By Adedapo Adesanya
Oil futures fell on Wednesday as the US government reported that domestic crude supplies edged higher in the latest week, renewing worries about oversupply.
The Brent crude fell 45 cents or 1.1 percent to trade at $40.51 per barrel, while the US West Texas Intermediate (WTI) crude lost 71 cents or 1.85 percent to trade at $37.75 per barrel.
The Energy Information Administration (EIA) reported on Wednesday that US crude inventories rose by 1.2 million barrels for the week ended June 12.
Compared with a forecast by analysts polled by S&P Global Platts, a projection of an average decline of 3.5 million barrels was made. The American Petroleum Institute (API) on Tuesday, however, reported a rise of nearly 3.9 million barrels.
Previous gains of prices in the short term have been affected by global growth concerns, rising US stockpiles and coronavirus related developments and with the rise in inventories, it is bringing about problems that traders faced in previous months.

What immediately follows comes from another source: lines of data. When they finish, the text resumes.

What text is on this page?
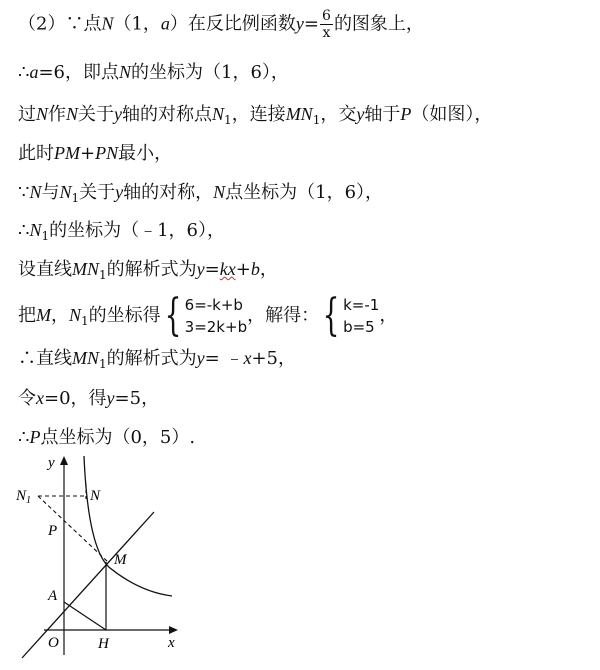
（2）∵点N（1，a）在反比例函数$y= \frac{6}{x}$ 的图象上，
∴a=6，即点N的坐标为（1，6），
过N作N关于y轴的对称点$N_1$，连接$MN_1$，交y轴于P（如图），
此时PM+PN最小，
∵N与$N_1$关于y轴的对称，N点坐标为（1，6），
$\therefore N_1$的坐标为（﹣1，6），
设直线$MN_1$的解析式为y=kx+b，
把M，$N_1$的坐标得{ 6=-k+b
3=2k+b
，解得：{ k=-1
b=5
，
∴直线$MN_1$的解析式为y= ﹣x+5，
令x=0，得y=5，
∴P点坐标为（0，5）.
y
x
$N_1$	N
P
M
A
O	H
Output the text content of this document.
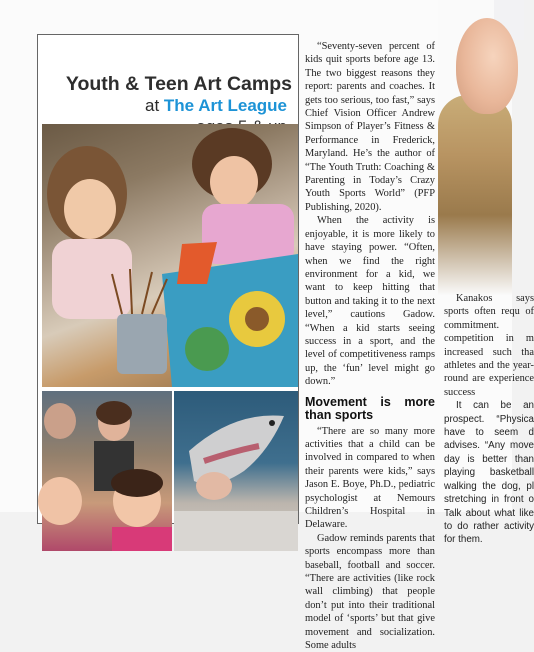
Youth & Teen Art Camps
at The Art League

“Seventy-seven percent of kids quit sports before age 13. The two biggest reasons they report: parents and coaches. It gets too serious, too fast,” says Chief Vision Officer Andrew Simpson of Player’s Fitness & Performance in Frederick, Maryland. He’s the author of “The Youth Truth: Coaching & Parenting in Today’s Crazy Youth Sports World” (PFP Publishing, 2020).

When the activity is enjoyable, it is more likely to have staying power. “Often, when we find the right environment for a kid, we want to keep hitting that button and taking it to the next level,” cautions Gadow. “When a kid starts seeing success in a sport, and the level of competitiveness ramps up, the ‘fun’ level might go down.”

Movement is more than sports

“There are so many more activities that a child can be involved in compared to when their parents were kids,” says Jason E. Boye, Ph.D., pediatric psychologist at Nemours Children’s Hospital in Delaware.

Gadow reminds parents that sports encompass more than baseball, football and soccer. “There are activities (like rock wall climbing) that people don’t put into their traditional model of ‘sports’ but that give movement and socialization. Some adults

Kanakos says sports often requ of commitment. competition in m increased such tha athletes and the year-round are experience success

It can be an prospect. “Physica have to seem d advises. “Any move day is better than playing basketball walking the dog, pl stretching in front o Talk about what like to do rather activity for them.
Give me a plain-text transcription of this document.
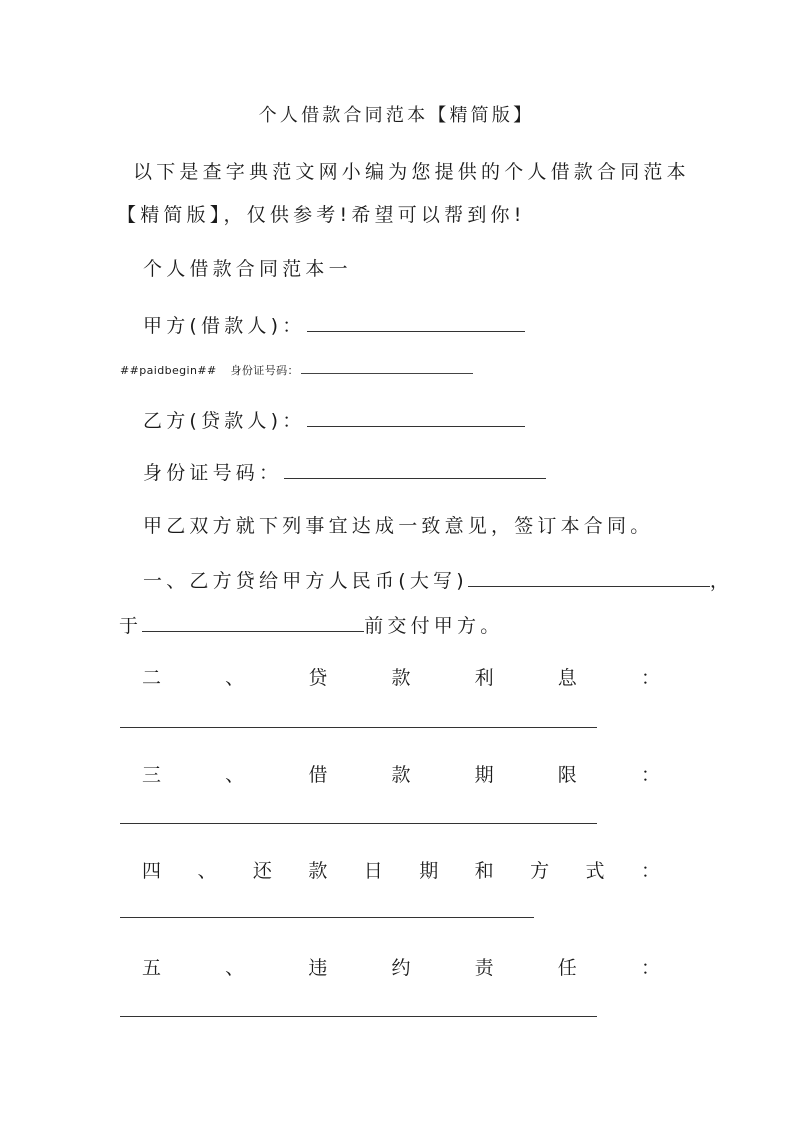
个人借款合同范本【精简版】
以下是查字典范文网小编为您提供的个人借款合同范本
【精简版】，仅供参考!希望可以帮到你!
个人借款合同范本一
甲方(借款人)：
##paidbegin## 身份证号码：
乙方(贷款人)：
身份证号码：
甲乙双方就下列事宜达成一致意见，签订本合同。
一、乙方贷给甲方人民币(大写)	，
于	前交付甲方。
二	、	贷	款	利	息	：
三	、	借	款	期	限	：
四 、 还 款 日 期 和 方 式 ：
五	、	违	约	责	任	：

Prices were also affected by a monthly report released Wednesday from the Organization of the Petroleum Exporting Countries (OPEC), which forecast that global oil demand will decline in the second half of the year, but at a much slower pace than the first half, which was marked by lockdowns of activities to limit the spread of COVID-19.
The OPEC monthly report released on Wednesday predicted that global oil demand will fall by 6.4 million barrels per day in the second half of this year. That’s at a much slower rate than the decline of 11.9 million barrels per day seen in the first half.
Overall for 2020, the OPEC report sees a decline of 9.1 million barrels per day in world oil demand, unchanged from the previous month’s forecast, but it raised its projection for non-OPEC production this year.
This happened ahead of Thursday when an OPEC-led meeting of the Joint Ministerial Monitoring Committee (JMMC) will hold via video conference to review compliance with the recent global production cuts.
Recent worries of COVID-19 resurgence is something traders are observing, especially in major markets, which could spell fresh rounds of lockdown.
The World Health Organization (WHO) said it was moving to update its guidelines after results showed the corticosteroid medication dexamethasone cut death rates by about a third among the most severely ill COVID-19 patients.
However, the virus is spreading in parts of the United States, while scores of flights were cancelled and schools were shut in Beijing to head off a new virus outbreak in the Chinese city.